Anton Gerbrand: Gaze onto language development: Exploring the Links Between Early Statistical Learning, Word Recognition, and Vocabulary Growth in Infancy and Beyond

  • Date: 22 November 2024, 10:15
  • Location: Humanistiska teatern, Thunbergsvägen 3C, Uppsala
  • Type: Thesis defence
  • Thesis author: Anton Gerbrand
  • External reviewer: Tove Nilsson Gerholm
  • Supervisors: Gustaf Gredebäck, Linda Forssman
  • Research subject: Psychology
  • DiVA

Abstract

This thesis aimed to investigate early mechanisms related to language development, with a focus on statistical learning (SL), word recognition, and their influence on later vocabulary.
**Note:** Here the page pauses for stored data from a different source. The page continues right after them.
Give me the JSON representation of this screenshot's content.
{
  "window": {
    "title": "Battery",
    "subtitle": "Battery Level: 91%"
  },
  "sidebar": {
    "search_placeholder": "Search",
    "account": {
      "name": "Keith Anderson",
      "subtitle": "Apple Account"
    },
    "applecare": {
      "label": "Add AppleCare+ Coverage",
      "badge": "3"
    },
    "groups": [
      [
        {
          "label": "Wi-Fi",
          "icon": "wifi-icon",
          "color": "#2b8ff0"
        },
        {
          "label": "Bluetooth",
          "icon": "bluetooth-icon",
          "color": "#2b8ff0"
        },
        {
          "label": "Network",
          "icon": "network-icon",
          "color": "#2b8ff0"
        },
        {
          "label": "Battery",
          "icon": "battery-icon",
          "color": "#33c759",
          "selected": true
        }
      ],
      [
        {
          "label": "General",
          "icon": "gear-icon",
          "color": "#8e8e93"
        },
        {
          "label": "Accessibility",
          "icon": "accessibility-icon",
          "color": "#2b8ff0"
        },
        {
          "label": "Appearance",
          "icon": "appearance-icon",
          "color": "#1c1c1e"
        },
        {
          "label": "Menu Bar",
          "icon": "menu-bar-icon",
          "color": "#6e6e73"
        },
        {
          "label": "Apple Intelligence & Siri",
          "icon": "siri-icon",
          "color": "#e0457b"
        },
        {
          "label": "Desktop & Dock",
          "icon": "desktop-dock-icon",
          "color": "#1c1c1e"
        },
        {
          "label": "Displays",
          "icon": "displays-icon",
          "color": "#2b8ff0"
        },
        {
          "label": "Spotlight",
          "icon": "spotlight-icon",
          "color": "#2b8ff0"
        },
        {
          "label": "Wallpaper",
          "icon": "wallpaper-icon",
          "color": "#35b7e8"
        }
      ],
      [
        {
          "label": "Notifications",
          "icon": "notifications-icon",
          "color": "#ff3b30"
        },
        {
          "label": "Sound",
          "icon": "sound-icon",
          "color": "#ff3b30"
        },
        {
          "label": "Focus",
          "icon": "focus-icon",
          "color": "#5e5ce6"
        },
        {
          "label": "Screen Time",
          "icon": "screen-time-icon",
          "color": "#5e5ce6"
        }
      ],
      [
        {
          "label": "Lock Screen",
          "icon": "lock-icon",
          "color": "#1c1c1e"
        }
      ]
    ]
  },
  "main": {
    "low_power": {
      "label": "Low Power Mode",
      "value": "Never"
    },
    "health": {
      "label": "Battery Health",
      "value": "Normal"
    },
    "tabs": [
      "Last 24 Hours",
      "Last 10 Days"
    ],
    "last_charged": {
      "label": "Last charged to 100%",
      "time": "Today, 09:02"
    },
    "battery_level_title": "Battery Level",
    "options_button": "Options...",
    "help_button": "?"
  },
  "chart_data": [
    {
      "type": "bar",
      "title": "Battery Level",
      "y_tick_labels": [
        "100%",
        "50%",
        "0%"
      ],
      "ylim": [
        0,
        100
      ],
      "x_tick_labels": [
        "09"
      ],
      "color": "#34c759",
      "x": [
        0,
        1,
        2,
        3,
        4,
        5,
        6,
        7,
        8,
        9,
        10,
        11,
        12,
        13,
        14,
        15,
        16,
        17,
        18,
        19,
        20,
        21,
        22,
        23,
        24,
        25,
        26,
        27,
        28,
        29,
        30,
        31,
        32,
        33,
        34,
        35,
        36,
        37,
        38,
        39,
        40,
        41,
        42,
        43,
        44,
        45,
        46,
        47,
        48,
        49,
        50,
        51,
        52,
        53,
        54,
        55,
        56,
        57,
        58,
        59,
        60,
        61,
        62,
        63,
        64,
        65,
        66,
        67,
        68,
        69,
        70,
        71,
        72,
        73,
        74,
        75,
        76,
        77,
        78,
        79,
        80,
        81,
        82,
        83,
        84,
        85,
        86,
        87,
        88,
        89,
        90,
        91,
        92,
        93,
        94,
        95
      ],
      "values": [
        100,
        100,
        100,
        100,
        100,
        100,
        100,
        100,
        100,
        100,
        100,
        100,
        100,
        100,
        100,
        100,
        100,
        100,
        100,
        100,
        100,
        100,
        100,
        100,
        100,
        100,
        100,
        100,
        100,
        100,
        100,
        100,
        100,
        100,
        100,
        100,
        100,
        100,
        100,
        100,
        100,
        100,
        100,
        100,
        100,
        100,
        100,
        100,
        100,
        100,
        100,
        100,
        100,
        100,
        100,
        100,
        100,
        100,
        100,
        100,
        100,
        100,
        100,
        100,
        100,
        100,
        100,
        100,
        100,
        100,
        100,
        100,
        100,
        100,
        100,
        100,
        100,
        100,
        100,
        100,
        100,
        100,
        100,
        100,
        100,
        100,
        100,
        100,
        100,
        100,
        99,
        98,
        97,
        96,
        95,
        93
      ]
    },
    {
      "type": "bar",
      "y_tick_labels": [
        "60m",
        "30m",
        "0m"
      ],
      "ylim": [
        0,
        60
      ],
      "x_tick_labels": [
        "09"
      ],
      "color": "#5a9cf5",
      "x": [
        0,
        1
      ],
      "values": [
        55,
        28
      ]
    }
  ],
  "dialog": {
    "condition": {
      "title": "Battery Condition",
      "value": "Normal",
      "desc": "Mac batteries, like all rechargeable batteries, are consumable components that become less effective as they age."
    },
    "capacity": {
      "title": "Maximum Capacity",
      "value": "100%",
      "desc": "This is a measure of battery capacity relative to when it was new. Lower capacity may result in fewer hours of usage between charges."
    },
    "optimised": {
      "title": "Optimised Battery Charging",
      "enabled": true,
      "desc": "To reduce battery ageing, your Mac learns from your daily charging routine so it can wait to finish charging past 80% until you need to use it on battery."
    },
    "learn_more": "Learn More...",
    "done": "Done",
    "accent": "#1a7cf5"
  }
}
The thesis thus focused on three main goals; first, to explore the role of SL in early language development; second, to determine whether early word recognition tasks can capture individual differences in vocabulary during infancy; and third, to examine how cardinal recognition relates to abstract number word learning in early childhood. Study I employed eye-tracking tasks that assessed learning of associations, sequential patterns, and probabilities in visual and visual-auditory domains. The results showed that associative learning at 10 months predicted expressive vocabulary at 18 months, and sequence learning at both 10 and 18 months predicted receptive and expressive vocabulary at 18 months. However, general probability processing did not show a significant connection to later vocabulary. These findings suggest that broader learning abilities, such as associative and sequence learning, play a role in language development. Study II investigated the effectiveness of eye-tracking paradigms in capturing individual differences in word recognition in infancy and how these relate to vocabulary in toddlerhood. Results indicated that infant’s ability to look at the correct referent of a label was not stable during infancy but became more stable and predictive of vocabulary in toddlerhood. Additionally, infants’ ability to respond to matching stimuli at 11.5 months was linked to both receptive and expressive vocabulary up to 24 months. Study III examined how cardinal recognition contributes to learning abstract number concepts in children aged 2-4. Results showed that subset knowers (children who know some but not all number words) could identify all small numbers (1-4), suggesting that an approximate understanding emerges before an exact understanding of numbers. However, future research is needed to clarify how this ability develops. Together, these studies suggest that both SL and early word recognition are involved in vocabulary development, and that these abilities may evolve and interact over time, highlighting the complexity of language acquisition. Furthermore, word recognition appears to aid in the learning of both concrete and abstract words as development progresses.